Stability is much better than it used to be. They went to a distributed model, so it's stable and you can expand and grow with it.
Early versions did not use a completely balanced distributed model. As the number of items being collected grew, performance could not be scaled easily by adding additional servers to the vROps infrastructure. The newer versions handle this much better and allow for performance to be maintained at high numbers of items being collected.
What do I think about the scalability of the solution?
You can now expand outwards horizontally, which you think they would've done initially, but you know... If you have an instance, you can build it taller with more CPU and memory, or you can build multiple instances. You can build instances out in remote sites to collect data there. It's a scalable solution now, which it was not completely before.
I don't know what their limits are, but it's certainly scalable enough to accommodate our needs.
It does not get slow; that's why the model's much better.
How are customer service and support?
We haven't used technical support for scaling it yet, but I'm sure we will.
Which solution did I use previously and why did I switch?
We decided to invest in this type of solution because of gaps in our current reporting. There are certain constraints we're running into in the environment that we cannot attack easily with any other tool.
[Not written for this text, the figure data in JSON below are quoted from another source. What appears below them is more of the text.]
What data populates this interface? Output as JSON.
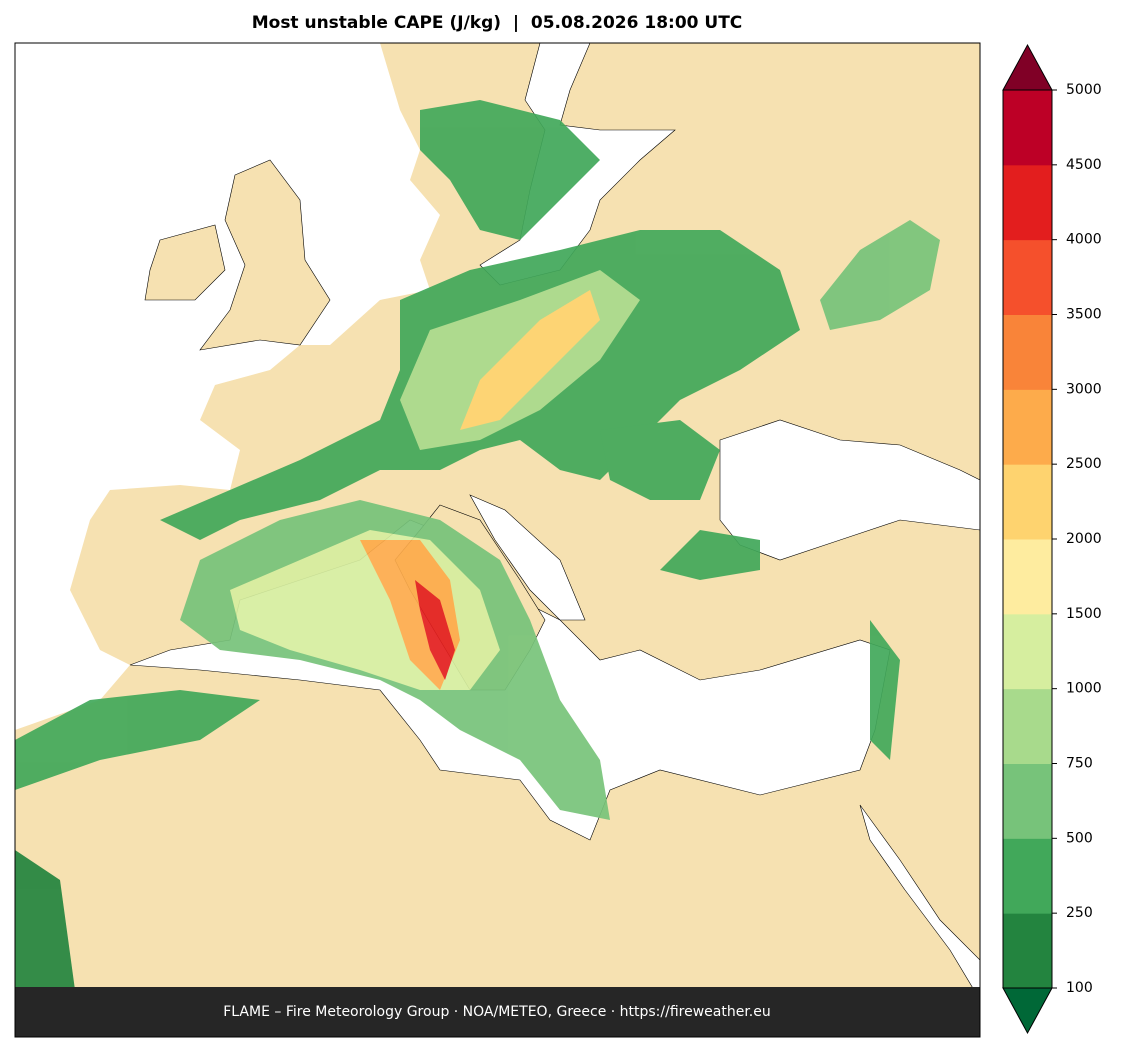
{
  "title": "Most unstable CAPE (J/kg)  |  05.08.2026 18:00 UTC",
  "footer": "FLAME – Fire Meteorology Group · NOA/METEO, Greece · https://fireweather.eu",
  "colorbar": {
    "ticks": [
      100,
      250,
      500,
      750,
      1000,
      1500,
      2000,
      2500,
      3000,
      3500,
      4000,
      4500,
      5000
    ],
    "colors": [
      "#23843f",
      "#41a85a",
      "#77c37a",
      "#a8da8c",
      "#d6ee9f",
      "#feec9f",
      "#fed36f",
      "#fdab4b",
      "#f98439",
      "#f5502c",
      "#e31e1e",
      "#bd0026"
    ],
    "under_color": "#006837",
    "over_color": "#800026"
  }
}
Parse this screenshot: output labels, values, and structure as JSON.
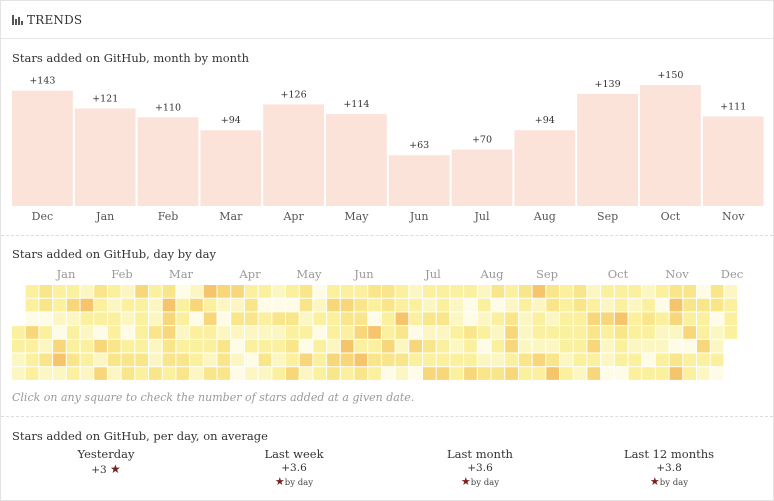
{
  "header": {
    "title": "TRENDS",
    "icon": "bar-chart-icon"
  },
  "monthly": {
    "title": "Stars added on GitHub, month by month"
  },
  "daily": {
    "title": "Stars added on GitHub, day by day",
    "month_labels": [
      "Jan",
      "Feb",
      "Mar",
      "Apr",
      "May",
      "Jun",
      "Jul",
      "Aug",
      "Sep",
      "Oct",
      "Nov",
      "Dec"
    ],
    "hint": "Click on any square to check the number of stars added at a given date."
  },
  "averages": {
    "title": "Stars added on GitHub, per day, on average",
    "items": [
      {
        "label": "Yesterday",
        "value": "+3",
        "unit": ""
      },
      {
        "label": "Last week",
        "value": "+3.6",
        "unit": "by day"
      },
      {
        "label": "Last month",
        "value": "+3.6",
        "unit": "by day"
      },
      {
        "label": "Last 12 months",
        "value": "+3.8",
        "unit": "by day"
      }
    ]
  },
  "colors": {
    "bar": "#fce3d9",
    "heat_scale": [
      "#fefce6",
      "#fcf7c2",
      "#fbf09e",
      "#fae68a",
      "#f8d77a",
      "#f5c46b"
    ]
  },
  "chart_data": [
    {
      "type": "bar",
      "title": "Stars added on GitHub, month by month",
      "categories": [
        "Dec",
        "Jan",
        "Feb",
        "Mar",
        "Apr",
        "May",
        "Jun",
        "Jul",
        "Aug",
        "Sep",
        "Oct",
        "Nov"
      ],
      "values": [
        143,
        121,
        110,
        94,
        126,
        114,
        63,
        70,
        94,
        139,
        150,
        111
      ],
      "data_labels": [
        "+143",
        "+121",
        "+110",
        "+94",
        "+126",
        "+114",
        "+63",
        "+70",
        "+94",
        "+139",
        "+150",
        "+111"
      ],
      "ylim": [
        0,
        160
      ],
      "grid": false
    },
    {
      "type": "heatmap",
      "title": "Stars added on GitHub, day by day",
      "x_labels": [
        "Jan",
        "Feb",
        "Mar",
        "Apr",
        "May",
        "Jun",
        "Jul",
        "Aug",
        "Sep",
        "Oct",
        "Nov",
        "Dec"
      ],
      "rows": 7,
      "columns": 53,
      "legend": false
    }
  ]
}
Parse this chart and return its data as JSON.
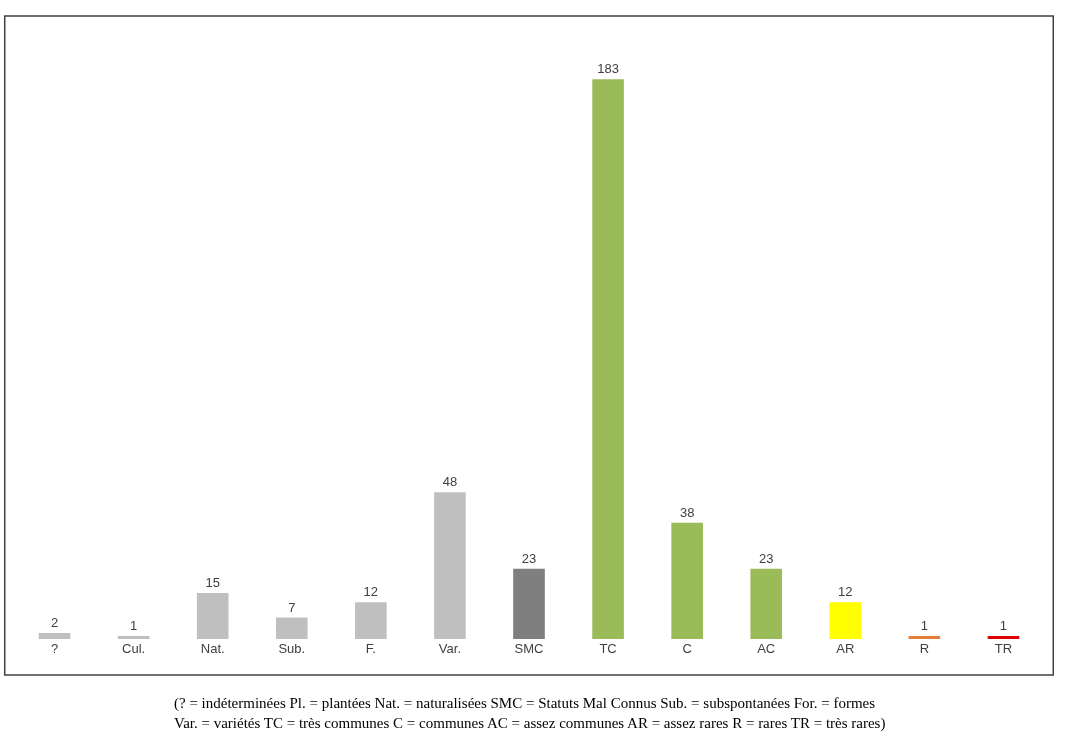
{
  "chart_data": {
    "type": "bar",
    "categories": [
      "?",
      "Cul.",
      "Nat.",
      "Sub.",
      "F.",
      "Var.",
      "SMC",
      "TC",
      "C",
      "AC",
      "AR",
      "R",
      "TR"
    ],
    "values": [
      2,
      1,
      15,
      7,
      12,
      48,
      23,
      183,
      38,
      23,
      12,
      1,
      1
    ],
    "colors": [
      "#bfbfbf",
      "#bfbfbf",
      "#bfbfbf",
      "#bfbfbf",
      "#bfbfbf",
      "#bfbfbf",
      "#7f7f7f",
      "#9bbb59",
      "#9bbb59",
      "#9bbb59",
      "#ffff00",
      "#e0803a",
      "#e00000"
    ],
    "data_labels": true,
    "annotations": [
      "(? = indéterminées Pl. = plantées Nat. = naturalisées SMC = Statuts Mal Connus Sub. = subspontanées For. = formes\nVar. = variétés TC = très communes C = communes AC = assez communes AR = assez rares R = rares TR = très rares)"
    ]
  }
}
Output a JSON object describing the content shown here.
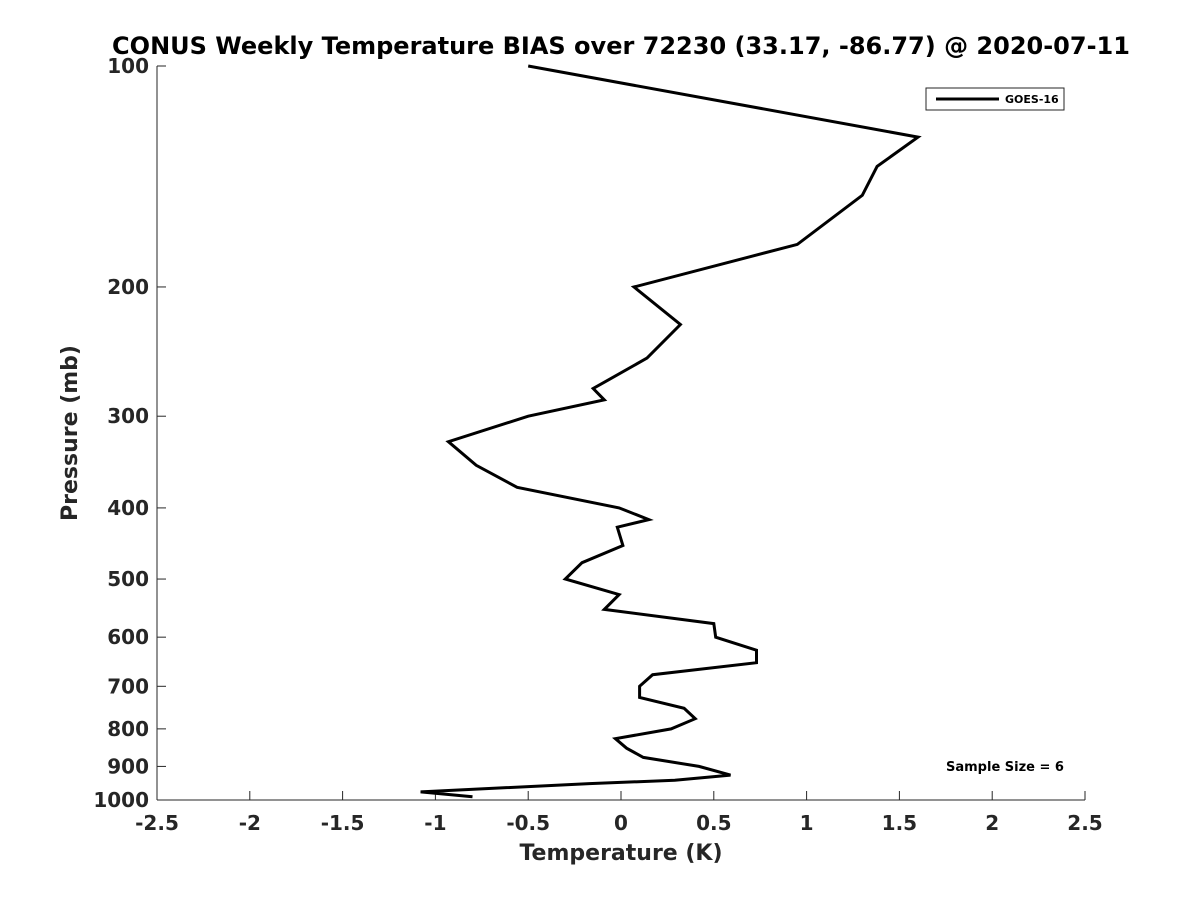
{
  "chart_data": {
    "type": "line",
    "title": "CONUS Weekly Temperature BIAS over 72230 (33.17, -86.77) @ 2020-07-11",
    "xlabel": "Temperature (K)",
    "ylabel": "Pressure (mb)",
    "xlim": [
      -2.5,
      2.5
    ],
    "ylim": [
      1000,
      100
    ],
    "y_scale": "log",
    "y_reversed": true,
    "grid": false,
    "legend_position": "top-right",
    "x_ticks": [
      "-2.5",
      "-2",
      "-1.5",
      "-1",
      "-0.5",
      "0",
      "0.5",
      "1",
      "1.5",
      "2",
      "2.5"
    ],
    "y_ticks": [
      "100",
      "200",
      "300",
      "400",
      "500",
      "600",
      "700",
      "800",
      "900",
      "1000"
    ],
    "annotation": "Sample Size = 6",
    "series": [
      {
        "name": "GOES-16",
        "color": "#000000",
        "points": [
          [
            -0.5,
            100
          ],
          [
            1.6,
            125
          ],
          [
            1.38,
            137
          ],
          [
            1.3,
            150
          ],
          [
            0.95,
            175
          ],
          [
            0.07,
            200
          ],
          [
            0.32,
            225
          ],
          [
            0.14,
            250
          ],
          [
            -0.15,
            275
          ],
          [
            -0.09,
            285
          ],
          [
            -0.5,
            300
          ],
          [
            -0.93,
            325
          ],
          [
            -0.78,
            350
          ],
          [
            -0.56,
            375
          ],
          [
            -0.01,
            400
          ],
          [
            0.15,
            415
          ],
          [
            -0.02,
            425
          ],
          [
            0.01,
            450
          ],
          [
            -0.21,
            475
          ],
          [
            -0.3,
            500
          ],
          [
            -0.01,
            525
          ],
          [
            -0.09,
            550
          ],
          [
            0.5,
            575
          ],
          [
            0.51,
            600
          ],
          [
            0.73,
            625
          ],
          [
            0.73,
            650
          ],
          [
            0.17,
            675
          ],
          [
            0.1,
            700
          ],
          [
            0.1,
            725
          ],
          [
            0.34,
            750
          ],
          [
            0.4,
            775
          ],
          [
            0.27,
            800
          ],
          [
            -0.03,
            825
          ],
          [
            0.03,
            850
          ],
          [
            0.12,
            875
          ],
          [
            0.42,
            900
          ],
          [
            0.59,
            925
          ],
          [
            0.29,
            940
          ],
          [
            -0.17,
            950
          ],
          [
            -1.08,
            975
          ],
          [
            -0.8,
            990
          ]
        ]
      }
    ]
  }
}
We currently use a lot of other tools. We use TeamQuest. We use Cirba. We use CA; both their standard monitoring tool and their application performance monitoring tools. Even with all those, there's certain nuances within virtualization that they can't easily capture. We'd either have to automate scripts for ourselves to pull the data and then use something else to do it, or we can use vROps, which is why we're installing it.
The most important criteria when we select apps and vendors is our experience working with VMware and the ability to take data from multiple sources, which a lot of tools cannot easily do.
How was the initial setup?
I’m involved mostly with the engineering of how we're going to use it. Most of their products are really easy to install.
Which other solutions did I evaluate?
We've looked at VMTurbo and we've talked with the other vendors that I’ve mentioned we use, to see if there are ways of doing what we want to do within their goals.
What other advice do I have?
There's been mass improvements; if they've looked at it previously, like a few years ago, I would look at it again. We looked at it a few years ago, decided it wasn't for us, but it's useful. Particularly if you're dealing with a large-scale enterprise, there are gaps in all the other toying that are hard to get at without this tool because this tool has much more direct access to the right areas of vCenter. You can use the API to get at anything, but VMware knows what to pull better because it's their product.
Disclosure: My company does not have a business relationship with this vendor other than being a customer.
Nice review. Interesting to see the comparison to Turbonomic and differences. We went with Turbonomic as I found vROps too cumbersome but sounds like they have worked out things in new versions.